Occupational accident insurance provides coverage for work-related injuries and death to independent contractors not covered by workers’ compensation. Matthiesen, Wickert & Lehrer attorneys were at the forefront of occupational accident insurance subrogation nearly 20 years ago as the coverage began to proliferate among trucking companies as a way to cover owner-operators and contract drivers. In today’s gig economy, occupational accident insurance is widely utilized by on-demand contractors. Understanding the nuances of this state-law driven coverage is imperative to maximize subrogation recoveries. Because these policies are subject to state law an analysis of subrogation rights must be evaluated immediately for proper venue, choice-of-law arguments, and exceptions to state anti-subrogation laws. Failing to take prompt action often results in the complete loss of subrogation rights.

MWL also has experience defending claims by insureds against occupational accident insurers, minimizing exposure and compelling arbitration of such disputes.

 

Litigation Experience:

Atlantic Specialty Ins. Co. v. Anderson, No. 15-C-06066-S6, 2017 WL 2709825, at *1 (Ga.State Ct. June 20, 2017) (finding Georgia’s anti-subrogation statute inapplicable to occupational accident insurance policy under exception for “accident-only” policies and because it was not approved by the Georgia Insurance Commissioner but delivered in another state.)

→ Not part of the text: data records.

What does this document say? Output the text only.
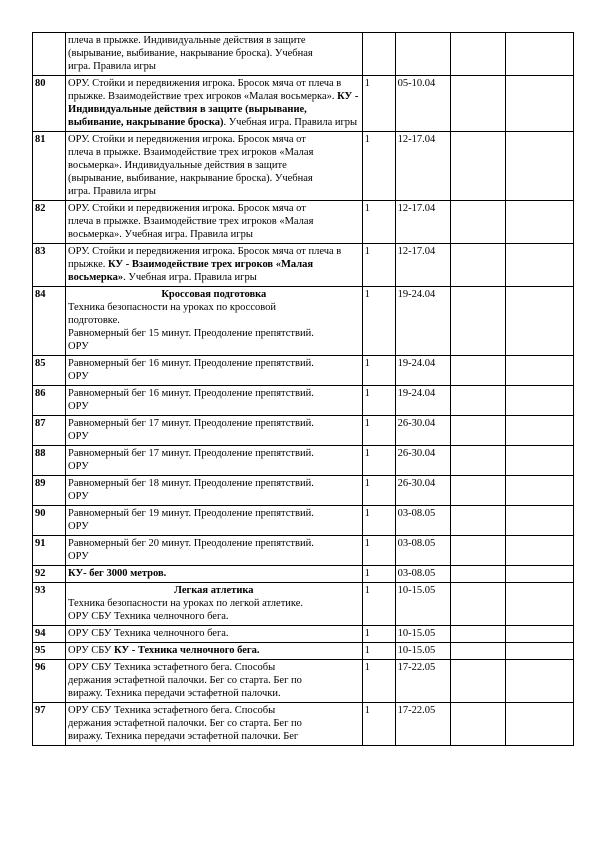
	плеча в прыжке. Индивидуальные действия в защите
(вырывание, выбивание, накрывание броска). Учебная
игра. Правила игры				

80	ОРУ. Стойки и передвижения игрока. Бросок мяча от плеча в прыжке. Взаимодействие трех игроков «Малая восьмерка». КУ - Индивидуальные действия в защите (вырывание, выбивание, накрывание броска). Учебная игра. Правила игры	1	05-10.04		
81	ОРУ. Стойки и передвижения игрока. Бросок мяча от
плеча в прыжке. Взаимодействие трех игроков «Малая
восьмерка». Индивидуальные действия в защите
(вырывание, выбивание, накрывание броска). Учебная
игра. Правила игры	1	12-17.04		
82	ОРУ. Стойки и передвижения игрока. Бросок мяча от
плеча в прыжке. Взаимодействие трех игроков «Малая
восьмерка». Учебная игра. Правила игры	1	12-17.04		
83	ОРУ. Стойки и передвижения игрока. Бросок мяча от плеча в прыжке. КУ - Взаимодействие трех игроков «Малая восьмерка». Учебная игра. Правила игры	1	12-17.04		
84	Кроссовая подготовка
Техника безопасности на уроках по кроссовой
подготовке.
Равномерный бег 15 минут. Преодоление препятствий.
ОРУ	1	19-24.04		
85	Равномерный бег 16 минут. Преодоление препятствий.
ОРУ	1	19-24.04		
86	Равномерный бег 16 минут. Преодоление препятствий.
ОРУ	1	19-24.04		
87	Равномерный бег 17 минут. Преодоление препятствий.
ОРУ	1	26-30.04		
88	Равномерный бег 17 минут. Преодоление препятствий.
ОРУ	1	26-30.04		
89	Равномерный бег 18 минут. Преодоление препятствий.
ОРУ	1	26-30.04		
90	Равномерный бег 19 минут. Преодоление препятствий.
ОРУ	1	03-08.05		
91	Равномерный бег 20 минут. Преодоление препятствий.
ОРУ	1	03-08.05		
92	КУ- бег 3000 метров.	1	03-08.05		
93	Легкая атлетика
Техника безопасности на уроках по легкой атлетике.
ОРУ СБУ Техника челночного бега.	1	10-15.05		
94	ОРУ СБУ Техника челночного бега.	1	10-15.05		
95	ОРУ СБУ КУ - Техника челночного бега.	1	10-15.05		
96	ОРУ СБУ Техника эстафетного бега. Способы
держания эстафетной палочки. Бег со старта. Бег по
виражу. Техника передачи эстафетной палочки.	1	17-22.05		
97	ОРУ СБУ Техника эстафетного бега. Способы
держания эстафетной палочки. Бег со старта. Бег по
виражу. Техника передачи эстафетной палочки. Бег	1	17-22.05		
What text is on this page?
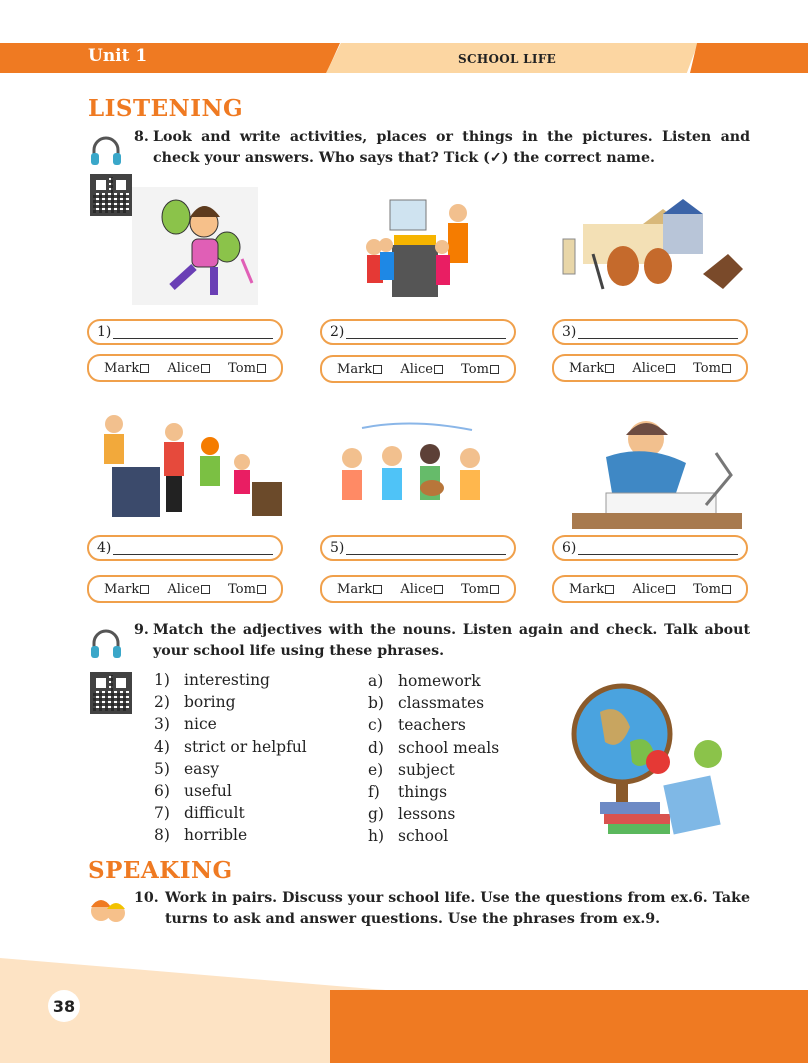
Unit 1	SCHOOL LIFE
LISTENING
8. Look and write activities, places or things in the pictures. Listen and check your answers. Who says that? Tick (✓) the correct name.
1)	2)	3)
Mark	Alice	Tom	Mark	Alice	Tom	Mark	Alice	Tom
4)	5)	6)
Mark	Alice	Tom	Mark	Alice	Tom	Mark	Alice	Tom
9. Match the adjectives with the nouns. Listen again and check. Talk about your school life using these phrases.
1) interesting
2) boring
3) nice
4) strict or helpful
5) easy
6) useful
7) difficult
8) horrible
a) homework
b) classmates
c) teachers
d) school meals
e) subject
f) things
g) lessons
h) school
SPEAKING
10. Work in pairs. Discuss your school life. Use the questions from ex.6. Take turns to ask and answer questions. Use the phrases from ex.9.
38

Nat’l Union Fire Co. of Pittsburgh, PA. v. Toland, 164 F.Supp.3d 1330 (D. Wyo. 2016) (Subrogation suit filed on behalf of occupational accident insurer after the parties settled around and successfully argued that Pennsylvania’s anti-subrogation law did not apply to motor vehicle accident despite contractual choice-of-law provision where suit was filed in Wyoming.)

Old Republic Life Ins. Company v. Michels Corp. and Minnkota Power Coop., 2:15-cv-00062-RRE-ARS (USDC, District of North Dakota) (Successful settlement of large loss occupational accident subrogation claim with severe crush injuries from unloading accident.)

Dries v. Onebeacon Am. Ins. Co., 2016 WL 755655 (W.D. Wis. Feb. 25, 2016) (Successfully sought dismissal under Rule 12(b)(3) to enforce arbitration provision in occupational accident policy pursuant to the Federal Arbitration Act.)

Curran v. Germes, 2012 WL 12525505 (N.D. Tex. Jan. 11, 2012) (Represented occupational accident insurer and successfully argued for application of Pennsylvania law and defeated both the made-whole and common fund defenses.)